Aprovação
de pílula para prevenir doença nos EUA não muda nada no País; para
ministério, Truvada pode ter efeitos colaterais a longo prazo, risco de
baixa adesão e risco de resistência à droga
O
Departamento de DST/Aids do Ministério da Saúde afirmou que não vai
mudar a estratégia de prevenção à doença no Brasil. Nesta segunda-feira,
16, a FDA – agência americana que regulamenta remédios e alimentos –
aprovou a indicação do antirretroviral Truvada como forma de prevenir a
infecção pelo HIV.
Apesar
do otimismo em torno da indicação do uso do Truvada como prevenção,
Ronaldo Hallal, coordenador de cuidado e qualidade do programa de
DST/Aids do Ministério da Saúde afirmou que, por enquanto, nada muda no
País.
De
acordo com ele, o grupo técnico do ministério se reuniu recentemente
para atualizar as diretrizes, discutiu esse assunto, mas decidiu manter
tudo como está, com foco no incentivo ao sexo protegido, no diagnóstico e
tratamento, e na oferta da profilaxia pós-exposição (para pessoas que
fizeram sexo desprotegido com parceiro de risco).
“Os
estudos demonstram que, se a pessoa doente for tratada corretamente, há
uma redução de até 95% na transmissão do vírus. Esse é um resultado bem
mais eficaz do que os 75% alcançados com a profilaxia pré-exposição”,
afirmou Hallal.
O
Truvada é a combinação de dois antirretrovirais: tenofovir com
emtricitabina. A droga é produzida pelo laboratório Gilead e conseguiu o
registro na Agência Nacional de Vigilância Sanitária (Anvisa) em maio
deste ano. A indicação da droga como forma de profilaxia pré-exposição
ao vírus vem exatamente um ano depois de dois grandes estudos americanos
demonstrarem que o consumo diário de uma dose oral do Truvada pode
reduzir em até 78% a transmissão do vírus para pessoas saudáveis que
mantém relações com parceiros de alto risco, entre elas casais
sorodiscordantes (em que apenas um deles tem o vírus) e homens que fazem
sexo com homens.
Para
Hallal, o Truvada como prevenção ainda tem várias lacunas, como o
aparecimento de possíveis efeitos colaterais a longo prazo, o risco de
baixa adesão e o risco de resistência à droga.
“Estamos
falando de resultados obtidos em estudos controlados, em que as pessoas
são orientadas e acompanhadas a cada 30 dias. Transpor esses resultados
para a vida real, numa política de saúde pública, é totalmente
diferente”, diz Hallal.
Otimismo.
A pesquisadora Valdilea Veloso, diretora do Instituto de Pesquisas
Clínicas Evandro Chagas da Fundação Oswaldo Cruz (Fiocruz), diz que o
Truvada é uma potencial arma de prevenção da doença, especialmente entre
homens que fazem sexo com homens – grupo de alto risco de contaminação.
Valdilea
afirma ver com otimismo a indicação do uso do Truvada como mais uma
forma de combate à doença de maneira complementar ao que já existe –
como fazer sexo seguro – e não como um substitutivo.
Para
ela, os estudos clínicos demonstraram que não há risco de acontecer a
“desinibição sexual”, que é a pessoa parar de se proteger com
preservativos por acreditar que a medicação sozinha já garantiria a
prevenção.
“Não
podemos generalizar e achar que as pessoas vão fazer mau uso desse
instrumento de prevenção. Além disso, o que o Brasil tem disponível hoje
como política de prevenção à doença definitivamente não deu conta de
controlar o avanço da epidemia. Novos casos surgem todos os dias”, diz a
pesquisadora.
Para
Valdilea, é um retrocesso o fato de o governo afirmar que “nada muda”

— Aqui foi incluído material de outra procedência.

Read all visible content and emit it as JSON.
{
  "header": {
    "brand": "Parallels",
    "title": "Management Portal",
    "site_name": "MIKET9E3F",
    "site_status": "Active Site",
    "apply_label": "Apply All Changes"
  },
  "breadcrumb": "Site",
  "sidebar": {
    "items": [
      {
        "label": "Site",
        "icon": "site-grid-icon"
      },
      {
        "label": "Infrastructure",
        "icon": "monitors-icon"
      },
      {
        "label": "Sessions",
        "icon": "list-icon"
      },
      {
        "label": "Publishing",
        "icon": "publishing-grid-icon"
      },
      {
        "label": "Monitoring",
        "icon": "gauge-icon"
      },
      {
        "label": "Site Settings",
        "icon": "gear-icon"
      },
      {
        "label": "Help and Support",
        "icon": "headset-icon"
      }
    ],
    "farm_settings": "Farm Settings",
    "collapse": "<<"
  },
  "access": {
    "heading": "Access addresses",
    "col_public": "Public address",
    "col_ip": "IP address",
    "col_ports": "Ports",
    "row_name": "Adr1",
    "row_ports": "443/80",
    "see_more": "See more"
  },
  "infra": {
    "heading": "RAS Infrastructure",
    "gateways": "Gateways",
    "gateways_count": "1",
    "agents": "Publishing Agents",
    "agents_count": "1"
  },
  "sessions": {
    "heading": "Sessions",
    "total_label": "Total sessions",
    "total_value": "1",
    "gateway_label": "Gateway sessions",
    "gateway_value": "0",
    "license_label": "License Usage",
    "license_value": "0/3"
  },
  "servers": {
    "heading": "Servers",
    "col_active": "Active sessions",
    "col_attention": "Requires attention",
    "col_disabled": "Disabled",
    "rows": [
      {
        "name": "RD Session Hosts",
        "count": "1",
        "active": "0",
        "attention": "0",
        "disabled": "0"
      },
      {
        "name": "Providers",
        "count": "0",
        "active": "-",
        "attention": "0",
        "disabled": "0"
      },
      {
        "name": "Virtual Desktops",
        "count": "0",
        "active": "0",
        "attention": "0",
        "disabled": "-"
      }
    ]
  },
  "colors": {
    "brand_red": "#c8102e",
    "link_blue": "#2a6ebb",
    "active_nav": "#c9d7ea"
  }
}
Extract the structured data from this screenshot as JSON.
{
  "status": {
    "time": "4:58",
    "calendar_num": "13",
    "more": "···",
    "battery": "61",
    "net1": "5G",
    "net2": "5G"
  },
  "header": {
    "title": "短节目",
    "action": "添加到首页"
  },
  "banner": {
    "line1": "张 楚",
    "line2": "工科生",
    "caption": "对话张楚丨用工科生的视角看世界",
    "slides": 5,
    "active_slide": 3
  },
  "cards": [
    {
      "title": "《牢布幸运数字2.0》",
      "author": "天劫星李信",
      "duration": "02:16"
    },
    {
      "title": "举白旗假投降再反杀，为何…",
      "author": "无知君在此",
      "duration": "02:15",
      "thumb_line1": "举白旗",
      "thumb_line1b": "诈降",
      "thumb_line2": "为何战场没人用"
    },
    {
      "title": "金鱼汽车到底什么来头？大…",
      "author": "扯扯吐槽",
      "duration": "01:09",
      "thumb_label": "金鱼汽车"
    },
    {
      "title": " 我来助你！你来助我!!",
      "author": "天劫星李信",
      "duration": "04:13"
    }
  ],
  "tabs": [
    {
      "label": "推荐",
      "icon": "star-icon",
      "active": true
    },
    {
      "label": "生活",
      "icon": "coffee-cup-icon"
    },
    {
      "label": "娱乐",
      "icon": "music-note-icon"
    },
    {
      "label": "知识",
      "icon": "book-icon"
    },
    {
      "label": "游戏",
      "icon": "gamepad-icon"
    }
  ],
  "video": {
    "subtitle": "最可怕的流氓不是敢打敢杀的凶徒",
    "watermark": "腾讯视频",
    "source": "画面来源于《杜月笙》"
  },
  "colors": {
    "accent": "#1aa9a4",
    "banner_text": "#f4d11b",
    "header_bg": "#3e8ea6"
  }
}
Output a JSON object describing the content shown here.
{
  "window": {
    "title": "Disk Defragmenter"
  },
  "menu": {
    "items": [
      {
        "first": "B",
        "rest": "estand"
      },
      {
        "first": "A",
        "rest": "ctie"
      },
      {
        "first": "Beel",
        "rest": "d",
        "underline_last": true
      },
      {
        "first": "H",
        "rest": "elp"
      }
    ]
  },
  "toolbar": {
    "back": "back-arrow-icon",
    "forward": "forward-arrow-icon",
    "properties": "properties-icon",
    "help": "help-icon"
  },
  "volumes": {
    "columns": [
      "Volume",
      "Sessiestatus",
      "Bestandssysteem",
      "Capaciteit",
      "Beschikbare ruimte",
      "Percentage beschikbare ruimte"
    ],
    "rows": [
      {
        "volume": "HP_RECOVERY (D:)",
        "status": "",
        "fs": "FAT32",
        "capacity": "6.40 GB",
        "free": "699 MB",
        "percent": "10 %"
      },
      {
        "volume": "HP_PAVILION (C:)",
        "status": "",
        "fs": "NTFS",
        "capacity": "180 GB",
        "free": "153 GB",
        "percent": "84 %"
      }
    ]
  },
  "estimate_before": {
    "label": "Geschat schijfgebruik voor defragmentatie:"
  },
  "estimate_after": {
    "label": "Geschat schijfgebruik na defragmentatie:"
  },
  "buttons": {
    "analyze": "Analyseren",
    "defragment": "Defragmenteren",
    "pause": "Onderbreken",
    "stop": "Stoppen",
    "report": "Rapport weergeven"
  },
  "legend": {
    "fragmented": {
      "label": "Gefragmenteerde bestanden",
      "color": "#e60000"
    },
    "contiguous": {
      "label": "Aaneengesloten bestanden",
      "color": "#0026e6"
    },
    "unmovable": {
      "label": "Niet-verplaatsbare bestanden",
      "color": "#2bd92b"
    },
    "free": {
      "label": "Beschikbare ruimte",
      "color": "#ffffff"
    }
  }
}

na política de DST/Aids sem existir uma ampla discussão com pacientes e
comunidade científica.
“A
OMS está discutindo intensamente esse assunto. O mundo inteiro vê isso
com otimismo. É claro que muita coisa ainda precisa ser discutida, mas
antes de descartar a possibilidade, precisamos ver como as pessoas de
risco percebem a chegada desse medicamento e se elas estão dispostas a
usá-lo ou não”, diz. “Esse foi só o primeiro passo.”